The first Nigerian film ever to screen in Official Selection at Cannes, this prizewinning debut feature from Akinola Davies Jr. is steeped in feeling and lyrical imagery. Bathing the father-son bond in a tender glow, this vibrant coming-of-age tale gathers up precious things amid political tumult.

Cascading through time, Mascha Schilinski’s incomparable Cannes prizewinner orchestrates echoes of past experience into transcendent poetic cinema. Surfacing evocative, gilded imagery from the shadows of femininity, Sound of Falling confirms the tremendous talents of its ambitious writer-director.

Channeling influence from the movies into her mesmerizing movements, Mitski gives live performances that find kindred spirit in cinema. Playing with speed, color, and freeze frames to electrifying effect, her first concert documentary embraces the transformative power of both film and music.

Winner of the 1993 Palme d’Or, Chen Kaige’s widescreen epic draws on the classical theater for its expansive vision. Its modern take on taboos surrounding homosexuality and gender performativity— a first in Chinese cinema—was not without controversy: a queer, epoch-spanning masterpiece for the ages.

Chapters one to three of Julia Loktev’s unmissable five-chapter documentary encapsulate the Russian government’s crackdown on perceived enemies of the state. Seeing more than paranoia, the director’s close rapport with her subjects surfaces defiant camaraderie and unwavering commitment to truth.
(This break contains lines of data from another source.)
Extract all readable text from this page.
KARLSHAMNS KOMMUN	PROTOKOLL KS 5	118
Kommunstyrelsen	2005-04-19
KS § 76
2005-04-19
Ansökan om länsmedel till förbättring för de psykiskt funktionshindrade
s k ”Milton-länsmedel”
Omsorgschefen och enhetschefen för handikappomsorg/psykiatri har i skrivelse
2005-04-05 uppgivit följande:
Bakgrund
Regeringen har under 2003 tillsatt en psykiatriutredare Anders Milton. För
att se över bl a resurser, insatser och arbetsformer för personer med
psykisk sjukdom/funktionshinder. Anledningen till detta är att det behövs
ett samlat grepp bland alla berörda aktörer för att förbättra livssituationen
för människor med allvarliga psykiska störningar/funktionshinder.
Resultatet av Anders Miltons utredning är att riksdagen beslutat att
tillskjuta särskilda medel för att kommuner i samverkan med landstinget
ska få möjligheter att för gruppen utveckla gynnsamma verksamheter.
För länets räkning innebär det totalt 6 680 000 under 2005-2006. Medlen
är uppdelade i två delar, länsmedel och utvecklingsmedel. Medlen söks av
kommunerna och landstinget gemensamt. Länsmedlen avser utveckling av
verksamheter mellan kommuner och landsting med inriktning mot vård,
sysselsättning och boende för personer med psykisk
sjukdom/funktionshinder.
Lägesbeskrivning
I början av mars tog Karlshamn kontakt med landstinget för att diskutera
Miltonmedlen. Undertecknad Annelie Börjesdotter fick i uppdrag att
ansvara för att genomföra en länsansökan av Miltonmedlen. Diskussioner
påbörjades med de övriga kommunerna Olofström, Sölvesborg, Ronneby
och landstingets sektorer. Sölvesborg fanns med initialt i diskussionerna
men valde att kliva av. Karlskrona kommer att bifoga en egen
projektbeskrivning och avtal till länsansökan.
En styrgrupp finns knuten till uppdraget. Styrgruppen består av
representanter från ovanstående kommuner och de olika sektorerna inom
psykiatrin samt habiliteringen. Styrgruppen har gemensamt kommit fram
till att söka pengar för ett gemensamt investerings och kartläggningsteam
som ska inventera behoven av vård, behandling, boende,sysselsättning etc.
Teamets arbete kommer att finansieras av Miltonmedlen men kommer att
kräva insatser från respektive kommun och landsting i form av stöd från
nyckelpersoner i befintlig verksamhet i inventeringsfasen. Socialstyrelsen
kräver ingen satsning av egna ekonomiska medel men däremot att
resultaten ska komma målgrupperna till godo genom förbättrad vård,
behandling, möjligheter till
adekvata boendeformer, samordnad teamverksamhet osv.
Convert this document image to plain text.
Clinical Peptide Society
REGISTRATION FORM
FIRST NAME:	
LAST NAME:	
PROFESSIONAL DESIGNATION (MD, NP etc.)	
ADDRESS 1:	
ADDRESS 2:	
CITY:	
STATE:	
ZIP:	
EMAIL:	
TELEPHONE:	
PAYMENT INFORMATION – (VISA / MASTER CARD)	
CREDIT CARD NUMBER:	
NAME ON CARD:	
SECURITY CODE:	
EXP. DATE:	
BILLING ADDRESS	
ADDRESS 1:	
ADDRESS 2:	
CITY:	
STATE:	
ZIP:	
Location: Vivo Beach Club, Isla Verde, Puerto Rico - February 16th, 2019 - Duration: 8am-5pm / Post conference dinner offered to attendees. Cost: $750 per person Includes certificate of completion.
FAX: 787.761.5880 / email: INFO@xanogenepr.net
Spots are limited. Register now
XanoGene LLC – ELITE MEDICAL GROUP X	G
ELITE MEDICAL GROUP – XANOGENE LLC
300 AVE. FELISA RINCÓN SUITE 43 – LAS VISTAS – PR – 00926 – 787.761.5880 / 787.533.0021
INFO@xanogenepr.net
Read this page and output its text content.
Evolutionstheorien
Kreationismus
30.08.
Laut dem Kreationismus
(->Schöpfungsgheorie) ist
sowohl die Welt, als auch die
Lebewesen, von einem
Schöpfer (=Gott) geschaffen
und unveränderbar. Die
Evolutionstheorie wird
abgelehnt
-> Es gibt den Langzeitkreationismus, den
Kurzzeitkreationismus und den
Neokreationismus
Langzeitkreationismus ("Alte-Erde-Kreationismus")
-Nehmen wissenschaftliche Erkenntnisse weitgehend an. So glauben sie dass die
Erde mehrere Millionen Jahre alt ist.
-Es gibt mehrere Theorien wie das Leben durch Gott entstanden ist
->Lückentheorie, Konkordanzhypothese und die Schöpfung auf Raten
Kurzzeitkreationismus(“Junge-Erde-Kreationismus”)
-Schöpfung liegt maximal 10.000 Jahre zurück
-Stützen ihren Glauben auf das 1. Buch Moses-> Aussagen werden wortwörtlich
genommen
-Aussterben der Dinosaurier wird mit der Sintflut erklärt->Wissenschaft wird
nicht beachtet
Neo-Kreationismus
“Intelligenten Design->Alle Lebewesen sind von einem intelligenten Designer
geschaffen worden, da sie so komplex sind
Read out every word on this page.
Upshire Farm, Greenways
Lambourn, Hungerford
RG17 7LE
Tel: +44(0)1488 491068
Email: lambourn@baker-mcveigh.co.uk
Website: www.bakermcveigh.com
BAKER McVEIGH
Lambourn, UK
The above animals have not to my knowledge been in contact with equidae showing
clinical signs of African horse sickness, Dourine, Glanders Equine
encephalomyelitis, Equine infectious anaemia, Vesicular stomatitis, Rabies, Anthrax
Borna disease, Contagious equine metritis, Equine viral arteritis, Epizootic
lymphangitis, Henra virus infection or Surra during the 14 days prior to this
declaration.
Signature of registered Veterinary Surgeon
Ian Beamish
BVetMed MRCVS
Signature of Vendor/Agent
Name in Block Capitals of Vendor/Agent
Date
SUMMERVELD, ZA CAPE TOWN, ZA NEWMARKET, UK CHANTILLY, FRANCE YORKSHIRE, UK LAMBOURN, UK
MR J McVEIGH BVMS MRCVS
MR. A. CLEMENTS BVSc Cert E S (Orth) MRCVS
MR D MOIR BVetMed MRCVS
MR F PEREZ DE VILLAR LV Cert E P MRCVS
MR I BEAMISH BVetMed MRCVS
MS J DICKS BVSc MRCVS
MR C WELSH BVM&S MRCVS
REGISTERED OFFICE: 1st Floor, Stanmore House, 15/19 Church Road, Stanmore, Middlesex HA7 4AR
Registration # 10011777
Love and obsession are two sides of the same coin in this daring thriller from The Bear writer-producer Alex Russell, featuring rising stars Archie Madekwe and Théodore Pellerin. In a glitzy LA ruled by social currency, Lurker luxuriates in the suspense and the dark irony of celebrity worship.

With an artful eye and jazzy unpredictability, Kelly Reichardt unravels the threads of the heist film in this standout from Cannes. As an antihero kicking about on the brink of the ‘70s, Josh O’Connor is unmissable, lending rumpled discontent to this ironic, wry vision of American individualism.